PETERBOROUGH, Ont. (CP) -- A coroner has ruled the deaths of two teens from a military-style boarding school killed by a train in March were accidental.

Dr. Peter Clark, regional coroner for central Ontario, said in a statement Wednesday that the investigation into the deaths of Matthew Toppi, 17, and Christopher Brown, 16, has been completed and no inquest will be called.

At the request of the boys' parents, further details surrounding the deaths would not be released, the statement said.

The two Robert Land Academy students died March 7 after being hit by a CN freight train in Burlington southwest of Toronto. The boys had walked away from the Niagara Region school the previous day. The train's engineer reported that both boys were lying on the tracks, and that Toppi, of Manitouwadge, Ont., had gotten up and tried to pull Brown off the tracks at the last moment.

Their deaths sparked debate over the merits of the 20-year-old school.

Supporters said its tough-love approach works miracles in turning bad boys into contributing members of society, but critics called it a glorified boot camp that mistreats youths.

One of the dead cadets had been at the academy two years, the other was in his third year.

A member of the governing board suggested the boys had been at the school long enough to know what was expected of them and that the strict discipline had nothing to do with their deaths.

The school has 160 students, from Grade 7 to OAC level, some there because of dealings with the courts.

Brown, of Stouffville, Ont., has bolted from the academy in Wellandport early in the morning on two weeks before his death.

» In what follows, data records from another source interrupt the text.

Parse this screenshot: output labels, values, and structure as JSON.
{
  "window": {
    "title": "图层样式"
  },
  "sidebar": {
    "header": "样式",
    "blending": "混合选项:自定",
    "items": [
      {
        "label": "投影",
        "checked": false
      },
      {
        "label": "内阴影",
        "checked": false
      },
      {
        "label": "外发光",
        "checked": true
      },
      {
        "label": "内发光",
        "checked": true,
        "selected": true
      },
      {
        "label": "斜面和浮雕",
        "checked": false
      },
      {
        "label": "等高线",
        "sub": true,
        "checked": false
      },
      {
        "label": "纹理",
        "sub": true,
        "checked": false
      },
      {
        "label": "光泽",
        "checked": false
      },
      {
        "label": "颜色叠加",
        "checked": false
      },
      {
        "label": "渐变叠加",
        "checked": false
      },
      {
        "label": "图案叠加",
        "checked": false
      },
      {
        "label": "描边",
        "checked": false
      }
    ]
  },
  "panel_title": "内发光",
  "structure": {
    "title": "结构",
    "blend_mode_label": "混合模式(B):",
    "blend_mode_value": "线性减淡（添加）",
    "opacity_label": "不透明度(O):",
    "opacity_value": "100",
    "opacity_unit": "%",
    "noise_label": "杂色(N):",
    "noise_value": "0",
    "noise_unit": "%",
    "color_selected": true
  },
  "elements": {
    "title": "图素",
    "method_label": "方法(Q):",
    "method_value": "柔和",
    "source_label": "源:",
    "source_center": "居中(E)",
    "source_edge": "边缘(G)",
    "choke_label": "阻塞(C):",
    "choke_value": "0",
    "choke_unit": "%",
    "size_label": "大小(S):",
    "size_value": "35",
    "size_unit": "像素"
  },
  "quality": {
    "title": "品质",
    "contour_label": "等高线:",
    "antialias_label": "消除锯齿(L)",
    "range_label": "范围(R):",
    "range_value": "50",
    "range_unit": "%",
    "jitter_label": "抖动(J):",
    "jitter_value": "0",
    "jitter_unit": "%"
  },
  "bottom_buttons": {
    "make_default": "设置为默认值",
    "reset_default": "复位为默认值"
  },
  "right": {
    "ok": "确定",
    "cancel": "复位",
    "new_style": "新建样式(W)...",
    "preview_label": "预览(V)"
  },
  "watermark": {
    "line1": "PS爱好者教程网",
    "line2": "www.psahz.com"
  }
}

He was caught by police in Niagara Falls, Ont., that evening and returned to the school.

Police won't forcibly return a student to the school if they are of the age of onsent, although they capture and return fleeing cadets who are on parole and required to be on campus.

A former student, at the academy in the 1980s, said cadets faced punishment for running away. In his time, he said, it generally involved running for half an hour, carrying a heavy backpack.